In anticipation of global market conditions, Facilities Management and Planning (FM&P) will switch from using # 2 heating oil to natural gas to power the boilers at five locations across the Charles River Campus. This continuous pro-active initiative will result in substantial cost savings as well as a decrease in the University’s energy consumption and carbon emissions. Three major sites have already been converted since the implementing the initiative back in 2007, with the most significant being the East Campus Boiler Plant in the summer of 2009. Once this next phase of the project is complete all major buildings on campus will be heated either entirely by natural gas or have a dual fuel option. Work will commence this spring and will be completed prior the start of the fall semester 2011.
The sites being modified during this phase are 712 Beacon Street (Metcalf), 808 Commonwealth Avenue (Fuller Building), 1 University Road (BU Academy), 575 Commonwealth Avenue (HoJo), and 42 Buswell Street (student residence). The natural gas conversion project involves the installation of new gas burner technology that utilizes state of the art combustion and emission control systems. The updated burners and combustion controls will substantially increase the boilers’ effective efficiency, safety and reliability. Updating the existing boilers with advanced combustion technology is a prudent alternative to installing entirely new boilers as the existing boilers are well within life cycle use. FM&P will be removing all old oil storage tanks to reduce the potential of environmental impact due to age.

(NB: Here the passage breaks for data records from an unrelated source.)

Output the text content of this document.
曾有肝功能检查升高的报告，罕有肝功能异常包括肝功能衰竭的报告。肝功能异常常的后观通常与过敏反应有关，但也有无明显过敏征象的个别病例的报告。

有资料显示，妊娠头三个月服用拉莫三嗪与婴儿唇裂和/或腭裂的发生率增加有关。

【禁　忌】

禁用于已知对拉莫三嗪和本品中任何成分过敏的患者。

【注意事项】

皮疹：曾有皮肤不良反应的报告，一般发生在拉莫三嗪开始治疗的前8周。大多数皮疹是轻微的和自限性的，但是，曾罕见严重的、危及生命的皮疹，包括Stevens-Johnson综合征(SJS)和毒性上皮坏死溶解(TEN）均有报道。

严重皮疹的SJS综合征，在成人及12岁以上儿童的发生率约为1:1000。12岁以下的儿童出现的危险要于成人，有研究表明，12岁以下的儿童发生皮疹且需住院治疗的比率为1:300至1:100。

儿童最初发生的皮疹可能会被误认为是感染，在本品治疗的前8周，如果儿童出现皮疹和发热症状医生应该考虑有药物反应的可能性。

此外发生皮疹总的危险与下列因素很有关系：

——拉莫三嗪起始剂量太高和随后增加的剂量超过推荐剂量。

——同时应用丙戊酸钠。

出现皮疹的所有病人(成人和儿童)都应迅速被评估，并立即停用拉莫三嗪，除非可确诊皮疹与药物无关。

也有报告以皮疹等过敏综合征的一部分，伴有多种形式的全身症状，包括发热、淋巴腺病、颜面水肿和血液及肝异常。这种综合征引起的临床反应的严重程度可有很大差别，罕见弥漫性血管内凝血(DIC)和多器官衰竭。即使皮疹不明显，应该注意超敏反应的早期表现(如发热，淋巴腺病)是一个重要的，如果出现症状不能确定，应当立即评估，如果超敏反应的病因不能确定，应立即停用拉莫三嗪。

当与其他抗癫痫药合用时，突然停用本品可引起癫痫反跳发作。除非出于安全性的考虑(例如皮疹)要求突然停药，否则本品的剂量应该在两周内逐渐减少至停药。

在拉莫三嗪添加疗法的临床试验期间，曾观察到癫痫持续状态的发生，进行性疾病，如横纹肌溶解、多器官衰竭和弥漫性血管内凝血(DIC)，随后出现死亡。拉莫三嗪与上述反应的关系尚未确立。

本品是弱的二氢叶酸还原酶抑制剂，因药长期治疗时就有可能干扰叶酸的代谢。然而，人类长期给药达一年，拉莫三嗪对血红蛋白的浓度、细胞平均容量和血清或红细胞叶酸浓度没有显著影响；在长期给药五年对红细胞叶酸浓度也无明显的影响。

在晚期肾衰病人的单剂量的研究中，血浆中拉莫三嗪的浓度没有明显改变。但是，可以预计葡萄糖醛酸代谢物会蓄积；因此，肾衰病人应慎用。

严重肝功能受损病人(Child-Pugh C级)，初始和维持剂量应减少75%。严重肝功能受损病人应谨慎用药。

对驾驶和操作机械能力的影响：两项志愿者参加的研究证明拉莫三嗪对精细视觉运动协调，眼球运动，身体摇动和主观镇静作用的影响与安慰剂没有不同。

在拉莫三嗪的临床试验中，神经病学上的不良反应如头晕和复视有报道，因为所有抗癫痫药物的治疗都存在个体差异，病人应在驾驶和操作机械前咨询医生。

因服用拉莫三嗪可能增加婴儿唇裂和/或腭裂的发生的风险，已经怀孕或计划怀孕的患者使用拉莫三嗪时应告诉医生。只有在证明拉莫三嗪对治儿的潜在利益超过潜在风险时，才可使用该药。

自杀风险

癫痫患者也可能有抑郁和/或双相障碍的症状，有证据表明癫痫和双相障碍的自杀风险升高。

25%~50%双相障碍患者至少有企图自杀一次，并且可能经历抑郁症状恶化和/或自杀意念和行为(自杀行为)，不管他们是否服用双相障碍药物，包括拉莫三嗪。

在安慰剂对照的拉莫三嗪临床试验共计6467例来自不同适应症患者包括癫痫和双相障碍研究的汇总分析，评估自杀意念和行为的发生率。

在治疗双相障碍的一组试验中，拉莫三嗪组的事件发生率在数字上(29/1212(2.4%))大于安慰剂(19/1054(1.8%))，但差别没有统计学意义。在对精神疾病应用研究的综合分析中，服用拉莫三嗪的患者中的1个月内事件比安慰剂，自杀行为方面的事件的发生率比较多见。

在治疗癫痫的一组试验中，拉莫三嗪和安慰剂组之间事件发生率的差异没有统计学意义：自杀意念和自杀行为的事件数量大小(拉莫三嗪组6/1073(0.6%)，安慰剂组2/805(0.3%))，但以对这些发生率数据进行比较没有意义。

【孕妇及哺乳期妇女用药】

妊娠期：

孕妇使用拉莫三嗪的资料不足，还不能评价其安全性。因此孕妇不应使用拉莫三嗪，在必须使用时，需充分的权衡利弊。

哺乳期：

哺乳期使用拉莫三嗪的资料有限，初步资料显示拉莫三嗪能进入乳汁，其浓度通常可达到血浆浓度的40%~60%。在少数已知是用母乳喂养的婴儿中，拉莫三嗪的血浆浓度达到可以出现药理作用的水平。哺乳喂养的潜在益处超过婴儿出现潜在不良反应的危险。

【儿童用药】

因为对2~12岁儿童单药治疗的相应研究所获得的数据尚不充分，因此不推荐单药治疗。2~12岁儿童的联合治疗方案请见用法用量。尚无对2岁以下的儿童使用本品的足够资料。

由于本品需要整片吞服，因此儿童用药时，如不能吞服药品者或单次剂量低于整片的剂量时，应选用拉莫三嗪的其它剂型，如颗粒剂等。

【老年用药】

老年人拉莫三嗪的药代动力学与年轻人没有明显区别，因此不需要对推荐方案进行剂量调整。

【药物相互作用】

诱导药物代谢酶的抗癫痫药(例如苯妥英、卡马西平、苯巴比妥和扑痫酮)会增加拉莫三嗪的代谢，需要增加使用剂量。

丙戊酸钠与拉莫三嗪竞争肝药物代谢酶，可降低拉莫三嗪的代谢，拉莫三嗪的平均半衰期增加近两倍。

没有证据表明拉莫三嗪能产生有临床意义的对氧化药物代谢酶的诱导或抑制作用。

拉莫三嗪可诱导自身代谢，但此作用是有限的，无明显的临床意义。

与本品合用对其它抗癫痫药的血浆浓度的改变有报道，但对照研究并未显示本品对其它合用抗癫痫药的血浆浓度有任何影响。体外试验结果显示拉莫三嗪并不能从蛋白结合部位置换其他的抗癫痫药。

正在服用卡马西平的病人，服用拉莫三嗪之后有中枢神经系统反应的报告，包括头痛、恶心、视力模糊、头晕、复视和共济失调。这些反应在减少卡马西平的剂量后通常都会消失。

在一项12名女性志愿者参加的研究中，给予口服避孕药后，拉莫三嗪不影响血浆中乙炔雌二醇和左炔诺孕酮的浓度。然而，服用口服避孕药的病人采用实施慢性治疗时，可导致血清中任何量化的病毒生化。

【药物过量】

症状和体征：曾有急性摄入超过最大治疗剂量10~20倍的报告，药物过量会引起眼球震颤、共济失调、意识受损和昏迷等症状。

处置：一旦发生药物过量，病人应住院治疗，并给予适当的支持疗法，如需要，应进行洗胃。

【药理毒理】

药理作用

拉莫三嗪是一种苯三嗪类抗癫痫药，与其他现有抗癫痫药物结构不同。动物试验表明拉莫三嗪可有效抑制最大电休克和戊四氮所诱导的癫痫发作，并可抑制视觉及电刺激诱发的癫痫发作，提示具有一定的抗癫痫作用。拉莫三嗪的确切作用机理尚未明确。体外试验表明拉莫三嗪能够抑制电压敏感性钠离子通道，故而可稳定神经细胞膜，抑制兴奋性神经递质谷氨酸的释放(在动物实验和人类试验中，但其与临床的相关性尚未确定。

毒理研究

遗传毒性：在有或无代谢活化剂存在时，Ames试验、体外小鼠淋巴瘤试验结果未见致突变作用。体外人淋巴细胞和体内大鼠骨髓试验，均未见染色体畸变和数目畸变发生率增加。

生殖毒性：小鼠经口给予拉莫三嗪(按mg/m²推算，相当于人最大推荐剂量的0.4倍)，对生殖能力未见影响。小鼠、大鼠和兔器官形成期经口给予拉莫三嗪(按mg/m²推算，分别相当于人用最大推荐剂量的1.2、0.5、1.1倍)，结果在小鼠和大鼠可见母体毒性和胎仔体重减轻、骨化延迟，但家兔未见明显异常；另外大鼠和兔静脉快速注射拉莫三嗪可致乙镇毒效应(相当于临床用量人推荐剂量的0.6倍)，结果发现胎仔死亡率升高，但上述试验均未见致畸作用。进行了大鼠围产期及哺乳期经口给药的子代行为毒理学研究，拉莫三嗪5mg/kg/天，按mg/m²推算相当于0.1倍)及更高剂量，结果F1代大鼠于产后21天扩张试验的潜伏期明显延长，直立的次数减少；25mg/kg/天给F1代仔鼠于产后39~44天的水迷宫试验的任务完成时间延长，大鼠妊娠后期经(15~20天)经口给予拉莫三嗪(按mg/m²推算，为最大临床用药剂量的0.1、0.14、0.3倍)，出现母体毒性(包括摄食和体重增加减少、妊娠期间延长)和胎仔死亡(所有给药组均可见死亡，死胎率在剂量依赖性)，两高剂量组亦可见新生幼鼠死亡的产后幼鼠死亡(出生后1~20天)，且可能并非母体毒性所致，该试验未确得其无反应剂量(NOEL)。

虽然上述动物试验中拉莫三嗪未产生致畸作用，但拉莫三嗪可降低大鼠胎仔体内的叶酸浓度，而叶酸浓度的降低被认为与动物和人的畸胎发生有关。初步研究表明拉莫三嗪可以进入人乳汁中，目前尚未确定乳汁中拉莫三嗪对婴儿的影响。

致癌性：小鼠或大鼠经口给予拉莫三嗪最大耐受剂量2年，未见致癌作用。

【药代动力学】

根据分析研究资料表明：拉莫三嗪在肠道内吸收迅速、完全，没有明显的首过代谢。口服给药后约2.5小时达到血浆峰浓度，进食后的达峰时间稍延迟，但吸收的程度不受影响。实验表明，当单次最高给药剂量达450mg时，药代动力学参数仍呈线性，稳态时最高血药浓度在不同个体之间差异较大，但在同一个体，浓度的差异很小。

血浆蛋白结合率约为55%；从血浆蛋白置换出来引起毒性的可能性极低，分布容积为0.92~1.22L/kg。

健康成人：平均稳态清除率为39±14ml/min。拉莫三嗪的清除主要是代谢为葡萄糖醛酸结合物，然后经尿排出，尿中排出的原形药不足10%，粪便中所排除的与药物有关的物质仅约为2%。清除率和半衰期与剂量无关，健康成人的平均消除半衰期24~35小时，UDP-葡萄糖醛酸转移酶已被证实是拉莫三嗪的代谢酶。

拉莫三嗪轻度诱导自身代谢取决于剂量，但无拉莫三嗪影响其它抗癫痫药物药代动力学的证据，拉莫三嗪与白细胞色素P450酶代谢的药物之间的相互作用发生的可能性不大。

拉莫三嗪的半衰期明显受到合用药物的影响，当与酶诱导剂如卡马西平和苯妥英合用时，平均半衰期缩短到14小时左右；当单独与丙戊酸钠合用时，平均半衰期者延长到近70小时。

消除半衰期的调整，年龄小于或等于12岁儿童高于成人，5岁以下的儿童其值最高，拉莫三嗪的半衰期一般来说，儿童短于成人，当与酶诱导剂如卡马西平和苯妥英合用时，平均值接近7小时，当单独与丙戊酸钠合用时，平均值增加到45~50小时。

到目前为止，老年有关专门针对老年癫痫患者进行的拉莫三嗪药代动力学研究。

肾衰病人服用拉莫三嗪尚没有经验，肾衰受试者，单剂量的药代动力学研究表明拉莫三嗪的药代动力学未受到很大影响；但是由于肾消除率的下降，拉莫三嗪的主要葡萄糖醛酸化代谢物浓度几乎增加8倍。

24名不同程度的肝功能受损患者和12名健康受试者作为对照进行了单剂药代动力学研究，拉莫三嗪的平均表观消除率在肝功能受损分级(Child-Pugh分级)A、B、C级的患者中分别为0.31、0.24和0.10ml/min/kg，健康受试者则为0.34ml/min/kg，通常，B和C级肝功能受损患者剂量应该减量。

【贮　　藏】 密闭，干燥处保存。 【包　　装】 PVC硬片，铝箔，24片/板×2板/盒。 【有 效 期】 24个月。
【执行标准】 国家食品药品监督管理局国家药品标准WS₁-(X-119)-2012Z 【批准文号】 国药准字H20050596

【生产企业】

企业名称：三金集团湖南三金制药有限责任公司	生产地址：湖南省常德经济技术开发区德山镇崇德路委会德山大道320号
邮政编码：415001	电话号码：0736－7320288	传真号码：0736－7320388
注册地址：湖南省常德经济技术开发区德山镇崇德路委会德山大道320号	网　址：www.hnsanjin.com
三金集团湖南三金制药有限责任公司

Based on current energy commodity prices, the savings in energy costs will amortize in less than two years on this phase. The timing of these conversions is especially significant as recent unrest in the oil-rich Middle East has caused a sharp spike in oil prices. Additionally, by converting these five sites, the University’s CO2 emissions will be reduced 1,012 tons per year. These dynamic emissions savings are equivalent to the yearly emissions of 186 cars or 25,963 trees and overall the cleaner burning natural gas with reduce harmful NOx emissions by 80% vs. heating oil. Not only is natural gas a cleaner burning it is domestically produced and a less expensive fuel, there is less maintenance required with gas burners so operational costs will be reduced as well. The University is evaluating the expansion of this program to additional campus sites.